PAK Elektron Limited holds Rs32bn in assets, which are deployed in two principal lines of business that some believe are poles apart.
The first is the appliances division, which produces refrigerators, air conditioners, microwave ovens, water dispensers and deep freezers. And the second is the power division, which is in the business of producing and selling distribution and power transformers, energy meters and switchgears.
Many sector watchers feel that the company — the largest producer in the power segment — would stand tall among competitors due to two recent developments: the planned privatisation of the Heavy Electrical Complex (HEC), and the sale of Siemens Pakistan’s transformer business to a foreign buyer.
The HEC requires massive overhauling, while the Siemens transformer buyer is yet to announce the company’s strategy. These developments will provide Pak Elektron (PEL) enough time to consolidate its market position.
PEL reported a profit-after-tax of Rs2.241bn for calendar year 2014, a quantum jump from earnings of Rs607m the previous year. This came on the back of a 28pc jump in sales to Rs24.1bn, from Rs18.9bn.
Its directors told shareholders in their annual report that the company is “back on track, from recovery to progress”.
While it retained all of the profit and skipped paying a dividend to consolidate reserves, PEL’s stock has managed to command investors’ interest and generally attracts a fairly high trade volume. Last Thursday, it closed at Rs64.75 a share. Same time a year ago, the stock was trading at Rs26.60 — providing a return of 143pc in a year.
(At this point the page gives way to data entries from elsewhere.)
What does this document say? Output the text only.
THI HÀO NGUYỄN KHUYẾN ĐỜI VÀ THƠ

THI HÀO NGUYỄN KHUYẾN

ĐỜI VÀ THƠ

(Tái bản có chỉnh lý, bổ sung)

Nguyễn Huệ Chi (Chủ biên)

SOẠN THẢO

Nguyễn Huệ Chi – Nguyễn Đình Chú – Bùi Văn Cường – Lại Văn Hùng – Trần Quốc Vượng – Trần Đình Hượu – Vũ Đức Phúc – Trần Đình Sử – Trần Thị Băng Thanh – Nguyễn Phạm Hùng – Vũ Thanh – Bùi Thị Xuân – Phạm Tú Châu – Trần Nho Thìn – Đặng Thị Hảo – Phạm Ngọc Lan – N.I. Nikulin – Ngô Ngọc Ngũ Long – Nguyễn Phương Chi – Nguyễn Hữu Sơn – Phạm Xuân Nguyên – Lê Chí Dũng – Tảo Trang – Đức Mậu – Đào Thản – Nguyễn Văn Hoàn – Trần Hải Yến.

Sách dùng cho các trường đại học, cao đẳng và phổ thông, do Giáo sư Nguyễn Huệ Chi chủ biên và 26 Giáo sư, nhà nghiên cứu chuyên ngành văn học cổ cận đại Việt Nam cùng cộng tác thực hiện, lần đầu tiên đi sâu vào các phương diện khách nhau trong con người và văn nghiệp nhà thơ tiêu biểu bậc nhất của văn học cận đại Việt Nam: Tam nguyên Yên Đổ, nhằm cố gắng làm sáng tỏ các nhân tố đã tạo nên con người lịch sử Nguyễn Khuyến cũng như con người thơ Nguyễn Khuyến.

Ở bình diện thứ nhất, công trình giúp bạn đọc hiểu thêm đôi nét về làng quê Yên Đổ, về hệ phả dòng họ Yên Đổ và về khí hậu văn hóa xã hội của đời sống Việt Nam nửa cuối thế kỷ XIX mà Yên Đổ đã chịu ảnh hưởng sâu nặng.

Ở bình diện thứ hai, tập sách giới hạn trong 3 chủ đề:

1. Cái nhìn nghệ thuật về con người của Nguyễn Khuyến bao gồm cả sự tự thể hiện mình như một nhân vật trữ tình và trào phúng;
PEL is believed to be a major beneficiary of the government’s agenda of alleviating the energy crisis, and its power division is all set to meet the upcoming infrastructure development requirements following improved power supplies in the country
The company’s paid-up capital stood at Rs57.8bn by end-2014, with its directors, CEO and family members holding 57.8pc of the equity. Around 24pc of the company’s shares was vested with the general public, a refreshing departure from the practice of most managements and sponsors leaving a pittance of free-float for the public.
The directors attributed the improved financial performance in the year to improved margins in domestic appliances “as a result of the company’s efforts to improve product features in operational as well as aesthetic terms, bringing cost efficiencies and improving productivity”. Appliance sales grew 41pc during the year, contributing 50pc to the company’s bottom line and 57pc to overall sales.
Refrigerators are the company’s mainstay, with sales rising 32pc in 2014; PEL has a 28pc market share in this category.
“An essential item of use for every household and with the rise in prosperity, especially in rural areas, the demand for refrigerators is surging,” the directors informed. In deep freezers, the company caters to corporate customers like Unilever (Wall’s), Engro Foods (Omoré) and Pakistan Dairy Products (Igloo).
The company also restarted the production of microwave ovens and split air conditioners, with the directors promising addition of more products to its range in the future.
In the power division, the company managed to grow its sales by 16pc despite having faced a slowdown in orders from distribution companies. PEL is a major electrical-equipment supplier to Wapda and K-Electric. This was compensated by an increase in sales of transformers to the private sector.
The directors also informed stakeholders that the company is making deeper inroads into foreign markets. “After successful introduction into the Saudi Electricity Company, PEL is gaining ground in export markets in the Middle East, Africa and Central Asia, with a special focus on Afghanistan”.
In switchgear, significant improvement was witnessed due to an increase in housing activities, in addition to a surge in new orders from industry.
In a recent report, Arif Habib Limited analysts mentioned a number of factors favouring the company. These included the power division’s growing market share, healthy gross margins driven by the home appliances segment amid its rebranding, favourable duty structure, deleveraging of the balance sheet, and the company turning into a Shariah-compliant entity. It stands as a Shariah-compliant company, as it fulfils the six pre-defined mandatory Shariah requirements, according to its balance sheet.
PEL is believed to be a major beneficiary of the government’s agenda of alleviating the energy crisis, and its power division is all set to meet the upcoming infrastructure development requirements following improved power supplies in the country.
With regards to future prospects, the company’s directors asserted that “both margins and market sizes of appliances products are expected to grow further. The appliances division has not only regained its market share but is also determined to consolidate its position in the complete range of domestic appliances, in addition to further strengthening its market share in each product category”.